The lawmakers signing the letter included House Judiciary Chairman Jerrold Nadler (D-N.Y.), acting House Oversight Chairwoman Carolyn Maloney (D-N.Y.), and Rep. Jan Schakowsky (D-Ill.).

An Iranian street vendor sells protective masks in the capital Tehran on Feb. 20, 2020. (Atta Kernare/AFP via Getty Images)
An Iranian street vendor sells protective masks in the capital Tehran on Feb. 20, 2020. (Atta Kernare/AFP via Getty Images)

Federal health officials have spoken of developing a treatment or vaccine for the new virus multiple times over the past few weeks.

Dr. Anthony Fauci, director of the National Institute of Allergy and Infectious Diseases, told a panel last week that no pharmaceutical company has said it would manufacture a vaccine for the new virus. Even if one does step up, and the vaccine works, it will be at least a year before the vaccine would be available, he added.

If things get really bad, then officials can proceed “at risk” by pouring hundreds of millions of dollars into the efforts to try to speed them up, he said.

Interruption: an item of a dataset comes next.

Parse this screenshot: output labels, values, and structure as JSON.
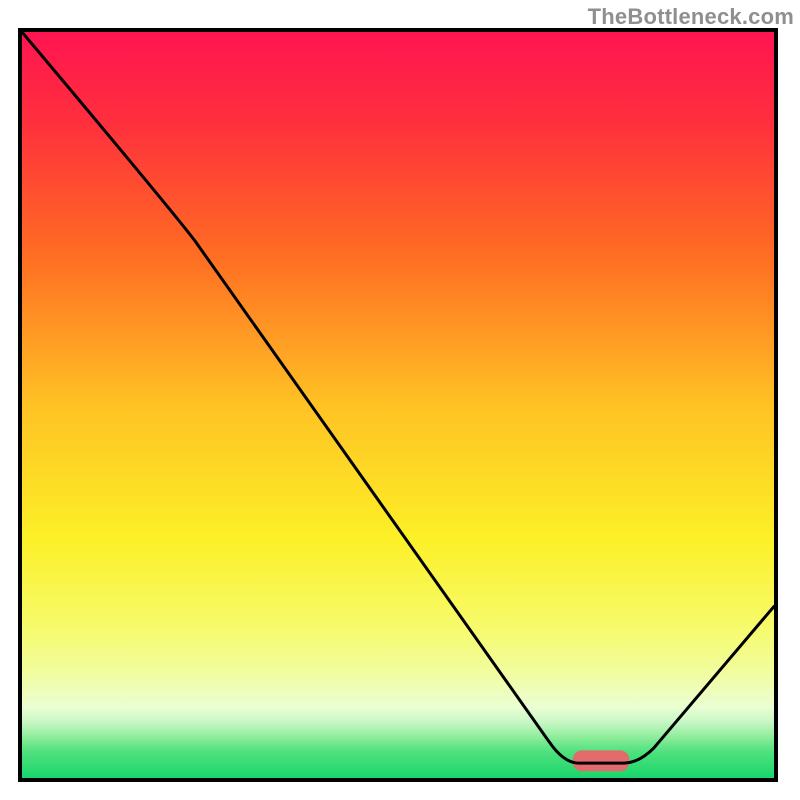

During the Ebola outbreak, a vaccine that was manufactured by Merck left that company with little hope of recouping the costs after the market for the product vanished because containment efforts were so successful.

“When we were doing this with Ebola, it was a major vaccine company that got burned who’s now pulling out of that,” Fauci added. “It is going to be a challenge to be able to get a major company to do that.”

That same day, Janssen Pharmaceutica, part of Johnson & Johnson, announced a partnership with HHS to develop a vaccine.

“This partnership will ensure that vital research is made possible at rapid speed and underscores the importance of public-private partnerships to tackle the worldwide novel coronavirus epidemic,” Paul Stoffels, vice chairman of the executive committee and chief scientific officer at Johnson & Johnson, said in a statement.

“We are also in discussions with other partners, that if we have a vaccine candidate with potential, we aim to make it accessible to China and other parts of the world.”

Stoffels expressed confidence last month that the company can create a vaccine.

HHS is also working with Sanofi Pasteur, the vaccines global business unit of Sanofi, to develop treatments for the new virus.